SDK wrappers are appropriate for solo developers, prototypes, and observability-only use cases. Proxies are required for production deployments, team environments, multi-agent systems, and any scenario where enforcement must be guaranteed.


Supported providers

Govyn supports any LLM provider that exposes an HTTP API. Supported providers include:

Adding a new provider requires a single routing rule in the YAML configuration. No code changes, no plugin installation.


Supported frameworks

Govyn works with any agent framework that makes HTTP calls to an LLM provider. No SDK, no library, no code changes required — you change the base URL from the provider to the proxy.

Integration takes under five minutes. Point your agent's base URL at the Govyn proxy. Replace the provider API key with a Govyn proxy token. The agent does not know the difference.


Pricing

Govyn offers four pricing tiers. The open-source core is free forever.

Plan Price Agents Log retention Key features
Free / Open Source $0 Unlimited 24 hours Basic policies, budget limits, community support
Starter $29/mo 10 7 days Smart model routing, email support
Team $99/mo Unlimited 30 days Session replay, approval queue, RBAC, priority support
Enterprise $299/mo Unlimited Custom SSO, dedicated support, custom integrations

All paid plans include a 14-day free trial. Self-hosted deployment is available on all tiers.


Open source

Govyn's core proxy is open source under the MIT license. The full source code is available on GitHub at github.com/govynai/govyn.
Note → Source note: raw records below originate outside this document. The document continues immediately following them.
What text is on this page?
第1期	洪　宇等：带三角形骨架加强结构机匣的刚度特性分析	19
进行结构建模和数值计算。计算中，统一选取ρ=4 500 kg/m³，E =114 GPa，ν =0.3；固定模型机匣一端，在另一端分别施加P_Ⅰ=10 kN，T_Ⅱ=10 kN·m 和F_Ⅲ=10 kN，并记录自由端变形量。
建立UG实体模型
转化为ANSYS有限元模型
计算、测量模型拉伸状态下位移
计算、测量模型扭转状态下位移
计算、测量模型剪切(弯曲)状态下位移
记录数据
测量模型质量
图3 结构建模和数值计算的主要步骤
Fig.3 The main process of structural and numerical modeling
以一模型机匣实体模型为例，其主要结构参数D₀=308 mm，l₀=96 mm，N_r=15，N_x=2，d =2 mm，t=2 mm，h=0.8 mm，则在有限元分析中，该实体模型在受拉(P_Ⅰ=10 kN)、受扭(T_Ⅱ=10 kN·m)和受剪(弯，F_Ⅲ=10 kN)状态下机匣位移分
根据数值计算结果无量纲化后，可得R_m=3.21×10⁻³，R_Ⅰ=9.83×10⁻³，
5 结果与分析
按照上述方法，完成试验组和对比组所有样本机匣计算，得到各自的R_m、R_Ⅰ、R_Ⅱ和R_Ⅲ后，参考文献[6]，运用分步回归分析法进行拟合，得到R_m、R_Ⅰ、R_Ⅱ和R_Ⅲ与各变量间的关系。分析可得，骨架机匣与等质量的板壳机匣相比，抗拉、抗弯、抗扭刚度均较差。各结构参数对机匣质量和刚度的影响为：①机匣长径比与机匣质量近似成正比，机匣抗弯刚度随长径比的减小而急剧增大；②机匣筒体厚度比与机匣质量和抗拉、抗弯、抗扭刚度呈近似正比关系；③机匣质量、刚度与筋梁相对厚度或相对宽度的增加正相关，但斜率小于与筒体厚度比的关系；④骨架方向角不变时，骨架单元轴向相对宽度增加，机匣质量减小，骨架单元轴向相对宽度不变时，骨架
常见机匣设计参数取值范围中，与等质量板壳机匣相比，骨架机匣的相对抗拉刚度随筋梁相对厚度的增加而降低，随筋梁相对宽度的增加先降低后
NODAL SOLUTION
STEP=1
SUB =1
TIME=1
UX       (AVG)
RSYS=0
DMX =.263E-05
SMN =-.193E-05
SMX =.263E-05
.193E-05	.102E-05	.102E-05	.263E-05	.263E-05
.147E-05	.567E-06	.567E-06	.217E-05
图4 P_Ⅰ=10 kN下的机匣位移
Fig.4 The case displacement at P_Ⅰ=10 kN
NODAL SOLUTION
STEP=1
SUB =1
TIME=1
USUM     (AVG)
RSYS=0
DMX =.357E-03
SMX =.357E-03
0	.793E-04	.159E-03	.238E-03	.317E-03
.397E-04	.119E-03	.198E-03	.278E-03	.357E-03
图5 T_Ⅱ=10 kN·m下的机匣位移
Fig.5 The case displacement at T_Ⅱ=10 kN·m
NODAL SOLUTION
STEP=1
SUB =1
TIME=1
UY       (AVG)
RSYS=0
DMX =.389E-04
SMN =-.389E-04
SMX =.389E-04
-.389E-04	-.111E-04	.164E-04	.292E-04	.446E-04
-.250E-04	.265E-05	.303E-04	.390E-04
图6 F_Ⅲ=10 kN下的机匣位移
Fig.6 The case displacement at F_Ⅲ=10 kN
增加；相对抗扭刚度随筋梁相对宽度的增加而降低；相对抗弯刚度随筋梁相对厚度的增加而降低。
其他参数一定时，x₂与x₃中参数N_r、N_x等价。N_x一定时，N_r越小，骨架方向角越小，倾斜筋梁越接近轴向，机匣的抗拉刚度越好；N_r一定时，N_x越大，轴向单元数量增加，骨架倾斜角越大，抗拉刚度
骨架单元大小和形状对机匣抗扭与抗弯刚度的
Self-hosting requires zero external dependencies. No database. No Redis. No third-party services. Govyn runs as a single binary or Node.js process with a YAML configuration file. Deploy it on a VM, in a Docker container, on Kubernetes, or on any platform that runs Node.js.

When self-hosted, no data leaves your infrastructure. All API requests, responses, logs, and policy configurations remain on your servers. Govyn has no telemetry, no phone-home, and no external calls.


Getting started

Install and configure Govyn in under five minutes:

  1. Initialize — run npx govyn init to generate a govyn.yaml configuration file.
  2. Configure providers — add your LLM provider API keys to the configuration.
  3. Define policies — set budget limits, rate limits, model restrictions, and other policies in YAML.
  4. Start the proxy — run npx govyn start to launch the proxy on localhost:4000.
  5. Point your agents — change the base URL in your agent configuration from the provider URL to the proxy URL.

Your agents now route through Govyn. Every LLM request is evaluated against your policies, tracked for cost, and logged for replay.